Don’t get me wrong, manufactured building parts and products can make a better building. Innovations in transportation, manufacturing, and science manipulated products to make bigger buildings that push engineering and reactions to their environments to the limit. Yet the convenience of manufacturing and the planned obsolescence made building parts disposable, so there is less of a need to fix and a greater reason to remove and assemble more. This building revolution removed the art and reduced the need for skills in maintaining a building, allowing assemblers to eventually dominate the industry.
Today, the assembler can go into any big box store and get all the parts they need to complete a job. The store provides the product with little or no mixing, assembly, or craft necessary. The “Do it yourself” of the late 1950’s expanded to anyone can do it, where the science of making and assembly are not considered, and the consequence of failure is profitable.
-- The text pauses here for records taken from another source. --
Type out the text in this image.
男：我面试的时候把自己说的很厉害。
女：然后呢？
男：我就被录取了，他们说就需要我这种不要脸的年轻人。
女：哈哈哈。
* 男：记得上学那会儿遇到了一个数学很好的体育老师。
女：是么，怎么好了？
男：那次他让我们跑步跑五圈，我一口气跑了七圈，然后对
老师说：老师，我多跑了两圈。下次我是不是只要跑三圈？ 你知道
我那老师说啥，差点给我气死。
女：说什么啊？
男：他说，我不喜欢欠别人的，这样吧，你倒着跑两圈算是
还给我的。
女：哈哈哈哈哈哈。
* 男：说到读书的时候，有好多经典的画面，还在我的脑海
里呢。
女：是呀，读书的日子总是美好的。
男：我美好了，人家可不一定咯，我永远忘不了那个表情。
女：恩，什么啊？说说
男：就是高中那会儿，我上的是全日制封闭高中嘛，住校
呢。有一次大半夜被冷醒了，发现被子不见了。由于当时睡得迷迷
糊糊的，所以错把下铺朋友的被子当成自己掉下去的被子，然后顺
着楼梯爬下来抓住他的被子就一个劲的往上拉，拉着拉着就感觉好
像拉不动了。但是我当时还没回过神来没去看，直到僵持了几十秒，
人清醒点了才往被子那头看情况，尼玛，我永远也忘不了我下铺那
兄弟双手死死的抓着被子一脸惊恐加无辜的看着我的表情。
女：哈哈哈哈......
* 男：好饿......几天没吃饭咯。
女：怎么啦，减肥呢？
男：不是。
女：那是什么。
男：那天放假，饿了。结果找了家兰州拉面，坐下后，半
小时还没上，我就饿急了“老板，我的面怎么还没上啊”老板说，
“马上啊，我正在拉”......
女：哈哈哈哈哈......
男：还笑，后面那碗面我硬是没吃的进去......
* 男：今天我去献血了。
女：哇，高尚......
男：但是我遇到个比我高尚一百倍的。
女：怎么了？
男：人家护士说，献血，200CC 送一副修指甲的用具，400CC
The assembler and the craftsperson’s roles are important in the modern building market, just not the same. The craftsperson may be in the industry’s fringes, but they are still here. You can’t tell by an advertisement, a name, or their word. But you can get what you want and what the building needs. First. Does it feel right? Second. Start small, with an odd job and if they earn it, have them do something bigger. Third. Ask for and check references by stopping by a job and asking difficult questions like “was the job on time and on budget?”. Fourth. Check contractor’s registration status and get a copy of their insurance. If they pass this test, you have a good chance of finding the best quality for the best value.